Inilah ironinya: aktivis iklim Barat sorak-sorai atas ledakan surya China sambil menutup mata terhadap model pembangunan represif di Xinjiang dan Tibet. Sementara itu, Beijing hampir tak pamer—hanya mengirim panel dan membangun bendungan. Jika Amerika Serikat melakukan separuhnya, kita sudah punya dokumenter Netflix dan hari libur nasional. Tapi China? Diam. Efektif. Tak terbendung.
Tunggu dulu. Kamu sebut produksi berlebihan itu 'hadiah'? Ini mercantilisme teksbuk. Banjiri pasar, lenyapkan kompetisi global, lalu kuasai. Bukan altruisme—ini perang ekonomi. Kita bukan berterima kasih ke China; kita sedang dilindas.
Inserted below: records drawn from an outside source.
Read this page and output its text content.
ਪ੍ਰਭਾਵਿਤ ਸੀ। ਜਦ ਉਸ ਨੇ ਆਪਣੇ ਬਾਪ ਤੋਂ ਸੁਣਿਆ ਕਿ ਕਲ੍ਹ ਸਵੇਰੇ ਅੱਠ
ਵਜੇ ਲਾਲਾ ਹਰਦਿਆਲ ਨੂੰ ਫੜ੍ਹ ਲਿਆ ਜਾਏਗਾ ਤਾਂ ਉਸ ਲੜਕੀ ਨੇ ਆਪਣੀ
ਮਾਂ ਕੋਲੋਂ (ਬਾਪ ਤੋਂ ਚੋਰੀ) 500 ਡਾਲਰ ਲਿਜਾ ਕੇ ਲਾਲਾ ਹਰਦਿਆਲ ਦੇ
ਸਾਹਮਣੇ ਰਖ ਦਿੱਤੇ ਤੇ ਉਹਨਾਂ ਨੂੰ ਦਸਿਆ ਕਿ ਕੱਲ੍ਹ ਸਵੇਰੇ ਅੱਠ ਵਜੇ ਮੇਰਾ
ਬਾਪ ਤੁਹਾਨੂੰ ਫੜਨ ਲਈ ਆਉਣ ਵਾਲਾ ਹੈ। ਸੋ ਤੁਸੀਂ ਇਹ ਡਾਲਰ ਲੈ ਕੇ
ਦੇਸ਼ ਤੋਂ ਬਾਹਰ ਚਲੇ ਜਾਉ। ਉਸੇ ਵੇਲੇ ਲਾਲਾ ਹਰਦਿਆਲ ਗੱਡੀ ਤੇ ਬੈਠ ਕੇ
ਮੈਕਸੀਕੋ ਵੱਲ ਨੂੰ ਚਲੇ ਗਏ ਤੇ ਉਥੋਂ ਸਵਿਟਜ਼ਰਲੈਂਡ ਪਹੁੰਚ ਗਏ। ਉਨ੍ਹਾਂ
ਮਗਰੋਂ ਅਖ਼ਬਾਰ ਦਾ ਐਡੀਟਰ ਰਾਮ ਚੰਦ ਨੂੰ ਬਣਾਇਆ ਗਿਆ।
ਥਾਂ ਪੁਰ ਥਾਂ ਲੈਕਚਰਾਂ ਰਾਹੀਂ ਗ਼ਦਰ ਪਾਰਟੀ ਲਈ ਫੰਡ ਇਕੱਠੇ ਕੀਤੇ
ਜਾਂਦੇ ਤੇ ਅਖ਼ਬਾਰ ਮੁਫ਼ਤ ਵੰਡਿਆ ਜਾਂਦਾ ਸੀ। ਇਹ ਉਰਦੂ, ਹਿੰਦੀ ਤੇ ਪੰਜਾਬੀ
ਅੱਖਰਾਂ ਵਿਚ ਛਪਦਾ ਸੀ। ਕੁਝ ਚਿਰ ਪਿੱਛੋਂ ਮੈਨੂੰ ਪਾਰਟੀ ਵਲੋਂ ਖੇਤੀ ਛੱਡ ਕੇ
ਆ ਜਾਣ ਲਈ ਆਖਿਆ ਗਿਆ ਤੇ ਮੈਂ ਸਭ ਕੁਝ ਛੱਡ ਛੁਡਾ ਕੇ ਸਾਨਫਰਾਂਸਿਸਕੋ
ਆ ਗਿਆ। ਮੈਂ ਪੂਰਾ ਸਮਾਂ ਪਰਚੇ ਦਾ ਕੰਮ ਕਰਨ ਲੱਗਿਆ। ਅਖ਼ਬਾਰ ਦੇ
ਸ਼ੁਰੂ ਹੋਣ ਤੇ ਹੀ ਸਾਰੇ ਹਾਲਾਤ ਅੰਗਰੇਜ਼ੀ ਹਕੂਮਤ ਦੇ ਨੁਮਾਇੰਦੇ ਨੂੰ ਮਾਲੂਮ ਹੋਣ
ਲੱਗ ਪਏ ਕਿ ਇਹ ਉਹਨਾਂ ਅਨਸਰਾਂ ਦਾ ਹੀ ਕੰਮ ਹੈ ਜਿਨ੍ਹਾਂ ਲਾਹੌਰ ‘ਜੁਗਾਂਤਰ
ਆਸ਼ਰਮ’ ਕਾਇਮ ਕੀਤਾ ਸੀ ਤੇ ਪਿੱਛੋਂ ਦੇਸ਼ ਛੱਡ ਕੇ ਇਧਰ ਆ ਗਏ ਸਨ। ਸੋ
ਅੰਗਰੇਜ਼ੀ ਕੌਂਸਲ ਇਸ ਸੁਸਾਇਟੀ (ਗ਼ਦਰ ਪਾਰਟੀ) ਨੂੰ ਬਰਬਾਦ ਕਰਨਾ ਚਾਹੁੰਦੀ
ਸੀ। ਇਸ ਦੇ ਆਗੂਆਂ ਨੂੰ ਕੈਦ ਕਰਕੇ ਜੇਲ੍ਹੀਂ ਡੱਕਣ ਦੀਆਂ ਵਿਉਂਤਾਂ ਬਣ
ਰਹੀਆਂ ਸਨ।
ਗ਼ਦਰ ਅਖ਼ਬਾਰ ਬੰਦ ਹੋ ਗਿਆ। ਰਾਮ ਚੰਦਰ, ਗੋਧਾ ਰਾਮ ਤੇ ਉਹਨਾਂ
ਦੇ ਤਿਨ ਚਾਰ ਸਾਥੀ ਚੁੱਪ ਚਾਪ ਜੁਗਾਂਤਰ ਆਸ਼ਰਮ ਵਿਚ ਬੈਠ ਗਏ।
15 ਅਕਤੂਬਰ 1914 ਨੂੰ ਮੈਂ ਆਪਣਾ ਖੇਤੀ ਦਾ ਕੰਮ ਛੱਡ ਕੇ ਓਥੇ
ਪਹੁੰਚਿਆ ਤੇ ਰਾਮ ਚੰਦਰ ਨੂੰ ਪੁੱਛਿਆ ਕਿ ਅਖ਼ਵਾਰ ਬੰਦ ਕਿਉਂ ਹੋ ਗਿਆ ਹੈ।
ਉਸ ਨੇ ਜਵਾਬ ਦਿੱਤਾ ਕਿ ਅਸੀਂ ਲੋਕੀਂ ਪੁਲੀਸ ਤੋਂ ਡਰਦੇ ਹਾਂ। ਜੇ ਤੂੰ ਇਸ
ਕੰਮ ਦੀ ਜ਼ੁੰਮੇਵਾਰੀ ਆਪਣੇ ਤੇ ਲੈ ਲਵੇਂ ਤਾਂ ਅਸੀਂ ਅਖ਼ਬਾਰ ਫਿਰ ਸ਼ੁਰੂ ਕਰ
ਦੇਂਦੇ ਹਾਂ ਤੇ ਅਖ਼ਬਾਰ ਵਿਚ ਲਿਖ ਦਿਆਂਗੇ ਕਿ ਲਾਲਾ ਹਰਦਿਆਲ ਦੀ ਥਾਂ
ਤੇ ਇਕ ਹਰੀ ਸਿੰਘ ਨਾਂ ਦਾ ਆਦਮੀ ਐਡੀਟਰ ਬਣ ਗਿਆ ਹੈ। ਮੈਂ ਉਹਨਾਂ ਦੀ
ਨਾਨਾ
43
Ya, tapi masih ada 800 juta orang tanpa listrik. Ayo kurangi keriuhan ideologis. Jika panel China bantu menyalakan desa di Afrika dan Bangladesh, aku pilih ketidaknyamanan geopolitik daripada kematian bayi kapan saja.
Belum lagi bahan mentah. China menguasai 60% pengolahan litium. Teknologi 'hijau' pun bergantung pada ekstraksi kotor. Kita hanya mengalihkan zona pengorbanan kita ke Xinjiang dan Cile.
Tidak cukup merayakan hasilnya. Sistemnya yang penting. Bisakah kita 'menghijaukan' planet ini lewat kapitalisme negara otoriter? Kita sedang menukar emisi karbon dengan kolonialisme ekologis.
Aku tidak peduli siapa yang bikin panelnya. Jika harganya separuh dan tahan 25 tahun, aku beli. Jaringan listrik tidak peduli politik. Ia peduli tegangan, frekuensi, dan waktu operasional.
Jadi kita menyerah saja? Membiarkan China memenangkan masa depan? Itu bukan strategi—itu menyerah. Kita butuh rantai pasok domestik, bukan ketergantungan pada teknosionalisme otoriter.
Dunia butuh keduanya. Kita butuh skala China DAN pengawasan demokratis. Berpura-pura satu menghapus yang lain itu naif. Kita harus bekerja sama dengan rival untuk menyelamatkan planet ini—tanpa meromantisasi sistem mereka.
Bayangkan jika China yang membuat iPhone sekaligus punya jaringan listrik, cip, dan tambang logam langka. Bukan dominasi teknologi—itu seluruh tumpukan kekuasaan. Kita bukan sedang balapan. Kita sudah dikalahkan dari jauh.